Sur le fond, les similitudes existent aussi. Le mouvement nait d’une réaction à une annonce gouvernementale, la taxe carbone dans le cas des Gilets Jaunes, et, dans le cas du mouvement Bloquons tout, un plan d’austérité qui fait peser l’essentiel de l’effort financier sur les ménages, mais aussi sur les personnes malades, qui est perçu comme une injustice.
On note aussi des différences, notamment sur la manière dont les groupes s’organisent ensuite avec des auditions citoyennes, mais aussi sur les mots d’ordres très fortement articulés autour de la justice sociale, de la question écologique et démocratique, alors que ces dimensions-là sont arrivées un petit peu plus tard dans le mouvement des Gilets Jaunes.

Quel est le rôle des réseaux sociaux dans ces mobilisations ? (...)

Dans le cadre du mouvement Bloquons tout, sur les boucles Telegram sont nés des espaces de débat, des espaces dédiés au type d’action, des espaces dédiés au conseil juridique, des espaces dédiés à la communication, etc.
L’activisme de clavier est important mais il coexiste toujours avec des actions incarnées, comme les assemblées générales.

Face à ces mouvements qui prennent naissance sur les réseaux sociaux, les syndicats et partis politiques ont-ils encore un rôle moteur ou sont-ils dépassés ?
Le mouvement des Gilets jaunes, comme le mouvement Bloquons tout ont le point commun de naître en dehors des syndicats ou des partis politiques qui sont un socle de la démocratie sociale et de la démocratie politique. Cela ne veut pas dire qu’ils sont absents de la contestation. Leurs membres rejoignent souvent le mouvement. Les partis politiques et syndicats peuvent déclarer leur soutien aux revendication et devenir des alliés dans la contestation.

Peut-on parler de nouvelles formes de militantisme, de contestation ?

La manifestation et la grève, qui étaient les modes d’action centraux du répertoire de l’action collective ouvrière tout au long du XIXᵉ et du XXe siècles, coexistent aujourd’hui avec d’autres types d’actions, comme par exemple les occupations d’espaces symboliques et avec une forte charge politique, comme les places, ou d’espaces ordinaires vécus tels les ronds-points…
Toutes ces manières de porter une revendication dans l’espace public s’articulent.

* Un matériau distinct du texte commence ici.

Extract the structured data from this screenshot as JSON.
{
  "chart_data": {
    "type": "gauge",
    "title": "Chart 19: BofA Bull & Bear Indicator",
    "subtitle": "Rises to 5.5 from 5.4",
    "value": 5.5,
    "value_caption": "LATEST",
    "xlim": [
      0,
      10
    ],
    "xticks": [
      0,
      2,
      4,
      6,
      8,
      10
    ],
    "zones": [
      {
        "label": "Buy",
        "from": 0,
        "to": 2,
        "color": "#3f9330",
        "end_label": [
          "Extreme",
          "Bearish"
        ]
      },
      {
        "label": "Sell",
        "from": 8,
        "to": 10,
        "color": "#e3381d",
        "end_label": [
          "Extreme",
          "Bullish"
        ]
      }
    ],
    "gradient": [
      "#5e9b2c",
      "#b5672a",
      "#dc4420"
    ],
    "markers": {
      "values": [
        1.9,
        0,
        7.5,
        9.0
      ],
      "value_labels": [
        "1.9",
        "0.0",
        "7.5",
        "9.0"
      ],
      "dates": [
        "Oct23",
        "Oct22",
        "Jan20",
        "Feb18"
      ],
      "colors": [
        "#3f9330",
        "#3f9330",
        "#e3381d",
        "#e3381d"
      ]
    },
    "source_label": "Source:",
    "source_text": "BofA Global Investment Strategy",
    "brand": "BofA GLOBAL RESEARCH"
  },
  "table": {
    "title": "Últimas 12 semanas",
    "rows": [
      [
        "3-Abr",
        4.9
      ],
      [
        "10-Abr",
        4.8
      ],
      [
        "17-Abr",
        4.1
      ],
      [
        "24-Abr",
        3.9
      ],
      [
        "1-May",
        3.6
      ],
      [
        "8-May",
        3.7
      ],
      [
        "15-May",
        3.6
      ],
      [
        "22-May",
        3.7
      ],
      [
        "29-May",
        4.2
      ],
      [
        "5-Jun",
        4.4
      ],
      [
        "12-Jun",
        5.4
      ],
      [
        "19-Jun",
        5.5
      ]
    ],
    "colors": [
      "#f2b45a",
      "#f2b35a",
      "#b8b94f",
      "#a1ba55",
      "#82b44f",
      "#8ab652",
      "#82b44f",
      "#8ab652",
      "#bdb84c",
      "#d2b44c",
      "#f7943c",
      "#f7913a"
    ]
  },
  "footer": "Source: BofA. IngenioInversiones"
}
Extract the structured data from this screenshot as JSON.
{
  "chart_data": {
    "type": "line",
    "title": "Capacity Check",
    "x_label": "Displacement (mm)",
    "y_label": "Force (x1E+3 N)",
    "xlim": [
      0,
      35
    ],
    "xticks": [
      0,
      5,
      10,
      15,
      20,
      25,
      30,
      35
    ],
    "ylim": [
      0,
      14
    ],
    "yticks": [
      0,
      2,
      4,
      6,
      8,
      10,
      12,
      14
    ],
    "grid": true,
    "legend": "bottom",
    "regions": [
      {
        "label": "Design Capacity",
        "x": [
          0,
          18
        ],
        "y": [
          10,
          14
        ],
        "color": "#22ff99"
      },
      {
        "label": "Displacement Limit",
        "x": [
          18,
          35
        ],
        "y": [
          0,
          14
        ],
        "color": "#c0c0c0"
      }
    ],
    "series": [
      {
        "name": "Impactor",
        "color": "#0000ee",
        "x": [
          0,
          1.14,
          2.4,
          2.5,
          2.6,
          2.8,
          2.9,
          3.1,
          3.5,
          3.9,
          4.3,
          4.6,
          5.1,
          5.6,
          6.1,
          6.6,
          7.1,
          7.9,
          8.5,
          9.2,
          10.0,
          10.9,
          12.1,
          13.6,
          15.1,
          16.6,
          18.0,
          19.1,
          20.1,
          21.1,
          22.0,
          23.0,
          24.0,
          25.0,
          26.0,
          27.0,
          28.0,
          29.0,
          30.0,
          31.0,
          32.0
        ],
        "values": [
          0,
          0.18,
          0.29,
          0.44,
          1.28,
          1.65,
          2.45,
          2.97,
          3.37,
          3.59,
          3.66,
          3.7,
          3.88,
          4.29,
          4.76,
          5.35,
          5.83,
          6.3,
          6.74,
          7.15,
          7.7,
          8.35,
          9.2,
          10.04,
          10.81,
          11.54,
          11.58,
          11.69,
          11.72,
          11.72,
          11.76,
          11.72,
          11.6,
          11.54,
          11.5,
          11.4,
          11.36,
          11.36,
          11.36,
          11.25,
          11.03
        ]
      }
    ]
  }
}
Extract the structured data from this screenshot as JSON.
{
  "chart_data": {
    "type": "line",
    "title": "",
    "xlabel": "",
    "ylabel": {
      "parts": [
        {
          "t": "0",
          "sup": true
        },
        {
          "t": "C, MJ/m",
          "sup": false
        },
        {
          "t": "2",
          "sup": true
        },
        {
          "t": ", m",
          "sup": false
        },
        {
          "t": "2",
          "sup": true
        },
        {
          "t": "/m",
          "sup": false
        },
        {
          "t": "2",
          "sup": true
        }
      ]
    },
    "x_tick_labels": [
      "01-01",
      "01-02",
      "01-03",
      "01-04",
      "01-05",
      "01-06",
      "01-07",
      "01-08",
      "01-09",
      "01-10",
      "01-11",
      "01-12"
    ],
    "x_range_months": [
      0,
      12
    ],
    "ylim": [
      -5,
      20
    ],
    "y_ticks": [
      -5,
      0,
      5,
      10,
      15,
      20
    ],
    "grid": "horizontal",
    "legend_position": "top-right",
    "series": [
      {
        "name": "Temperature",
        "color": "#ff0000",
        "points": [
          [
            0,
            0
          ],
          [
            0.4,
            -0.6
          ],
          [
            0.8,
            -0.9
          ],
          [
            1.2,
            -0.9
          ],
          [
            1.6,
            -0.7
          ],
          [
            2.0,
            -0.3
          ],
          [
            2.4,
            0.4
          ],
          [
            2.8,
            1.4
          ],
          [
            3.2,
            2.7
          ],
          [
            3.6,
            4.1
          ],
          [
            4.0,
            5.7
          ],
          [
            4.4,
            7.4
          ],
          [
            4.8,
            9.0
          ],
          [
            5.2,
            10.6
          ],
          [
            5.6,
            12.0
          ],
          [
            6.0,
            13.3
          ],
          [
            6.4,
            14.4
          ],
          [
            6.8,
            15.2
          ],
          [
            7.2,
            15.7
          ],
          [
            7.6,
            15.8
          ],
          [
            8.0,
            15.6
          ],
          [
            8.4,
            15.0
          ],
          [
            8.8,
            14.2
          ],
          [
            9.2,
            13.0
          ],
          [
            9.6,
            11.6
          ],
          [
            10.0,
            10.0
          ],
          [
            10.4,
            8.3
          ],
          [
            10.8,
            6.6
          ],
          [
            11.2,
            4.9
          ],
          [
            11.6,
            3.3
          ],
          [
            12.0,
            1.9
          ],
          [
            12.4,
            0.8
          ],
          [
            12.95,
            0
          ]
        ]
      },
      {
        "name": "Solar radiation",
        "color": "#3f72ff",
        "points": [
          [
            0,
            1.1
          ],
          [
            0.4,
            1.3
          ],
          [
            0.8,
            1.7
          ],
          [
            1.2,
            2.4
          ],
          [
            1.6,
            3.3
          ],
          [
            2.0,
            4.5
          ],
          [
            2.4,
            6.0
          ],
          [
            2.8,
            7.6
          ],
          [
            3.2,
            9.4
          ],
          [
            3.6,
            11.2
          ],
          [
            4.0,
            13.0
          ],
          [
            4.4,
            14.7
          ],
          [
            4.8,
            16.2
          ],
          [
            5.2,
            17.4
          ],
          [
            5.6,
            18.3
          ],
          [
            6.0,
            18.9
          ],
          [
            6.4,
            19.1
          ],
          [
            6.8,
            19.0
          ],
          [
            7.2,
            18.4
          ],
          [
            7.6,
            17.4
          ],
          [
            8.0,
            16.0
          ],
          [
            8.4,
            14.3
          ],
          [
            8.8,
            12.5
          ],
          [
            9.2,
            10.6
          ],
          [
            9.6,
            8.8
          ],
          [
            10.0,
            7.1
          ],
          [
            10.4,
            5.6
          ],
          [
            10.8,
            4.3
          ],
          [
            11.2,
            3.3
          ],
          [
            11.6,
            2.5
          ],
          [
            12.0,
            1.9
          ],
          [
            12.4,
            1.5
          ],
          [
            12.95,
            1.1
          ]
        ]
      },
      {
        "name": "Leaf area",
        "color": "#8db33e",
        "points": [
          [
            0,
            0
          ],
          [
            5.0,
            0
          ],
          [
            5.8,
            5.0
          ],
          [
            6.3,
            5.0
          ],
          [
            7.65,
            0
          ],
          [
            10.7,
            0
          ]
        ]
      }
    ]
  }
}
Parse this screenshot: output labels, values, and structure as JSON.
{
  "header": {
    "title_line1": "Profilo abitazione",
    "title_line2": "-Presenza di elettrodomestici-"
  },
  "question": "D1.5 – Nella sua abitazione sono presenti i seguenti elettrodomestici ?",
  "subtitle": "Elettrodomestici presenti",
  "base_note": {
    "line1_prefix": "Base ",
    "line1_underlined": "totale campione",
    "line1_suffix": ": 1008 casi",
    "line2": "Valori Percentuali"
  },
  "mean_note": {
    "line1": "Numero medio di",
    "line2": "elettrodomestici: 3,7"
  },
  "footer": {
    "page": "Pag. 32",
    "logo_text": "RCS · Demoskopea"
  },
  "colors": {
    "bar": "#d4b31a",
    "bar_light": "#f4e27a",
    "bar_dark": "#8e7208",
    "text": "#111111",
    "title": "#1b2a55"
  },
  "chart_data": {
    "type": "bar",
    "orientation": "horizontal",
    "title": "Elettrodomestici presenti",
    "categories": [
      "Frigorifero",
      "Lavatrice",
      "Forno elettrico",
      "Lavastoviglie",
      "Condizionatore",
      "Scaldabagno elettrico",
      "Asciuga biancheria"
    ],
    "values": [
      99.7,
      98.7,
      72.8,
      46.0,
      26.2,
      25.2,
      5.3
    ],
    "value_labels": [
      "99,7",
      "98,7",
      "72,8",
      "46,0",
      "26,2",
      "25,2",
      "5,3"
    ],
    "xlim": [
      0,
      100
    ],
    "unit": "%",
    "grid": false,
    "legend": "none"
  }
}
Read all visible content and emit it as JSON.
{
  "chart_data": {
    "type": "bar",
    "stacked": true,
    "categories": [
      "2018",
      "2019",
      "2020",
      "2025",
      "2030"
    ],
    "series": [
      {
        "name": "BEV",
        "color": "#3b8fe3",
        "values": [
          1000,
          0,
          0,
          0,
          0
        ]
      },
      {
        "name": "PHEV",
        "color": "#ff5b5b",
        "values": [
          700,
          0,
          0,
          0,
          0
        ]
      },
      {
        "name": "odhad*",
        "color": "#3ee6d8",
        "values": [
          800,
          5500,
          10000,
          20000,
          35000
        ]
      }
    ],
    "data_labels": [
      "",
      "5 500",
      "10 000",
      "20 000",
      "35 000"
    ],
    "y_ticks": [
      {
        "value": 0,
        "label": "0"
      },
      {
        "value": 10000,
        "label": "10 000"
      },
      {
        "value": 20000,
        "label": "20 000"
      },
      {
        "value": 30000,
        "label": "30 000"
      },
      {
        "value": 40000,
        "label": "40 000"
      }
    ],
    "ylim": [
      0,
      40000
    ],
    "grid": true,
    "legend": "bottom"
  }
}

Elles sont aussi fortement liées aujourd’hui à des actions individuelles : consommer autrement, boycotter les grandes surfaces ou certaines enseignes, essayer d’acheter auprès des petits producteurs, de passer par des circuits courts, payer en espèce etc.

Comment ces mouvements reflètent-il l’état de la société actuelle ? (...)

On a le sentiment que les politiques publiques menées au niveau national sont non seulement désajustées mais parfois à l’opposé de ce qui est attendu, en tout cas c’est ce qui ressort de nos enquêtes.
Tout cela devrait mener à des réflexions plus larges sur les pratiques des institutions, peut être sur certaines transformations à apporter et sur la meilleure prise en compte de ce volet essentiel de la citoyenneté : la citoyenneté sociale.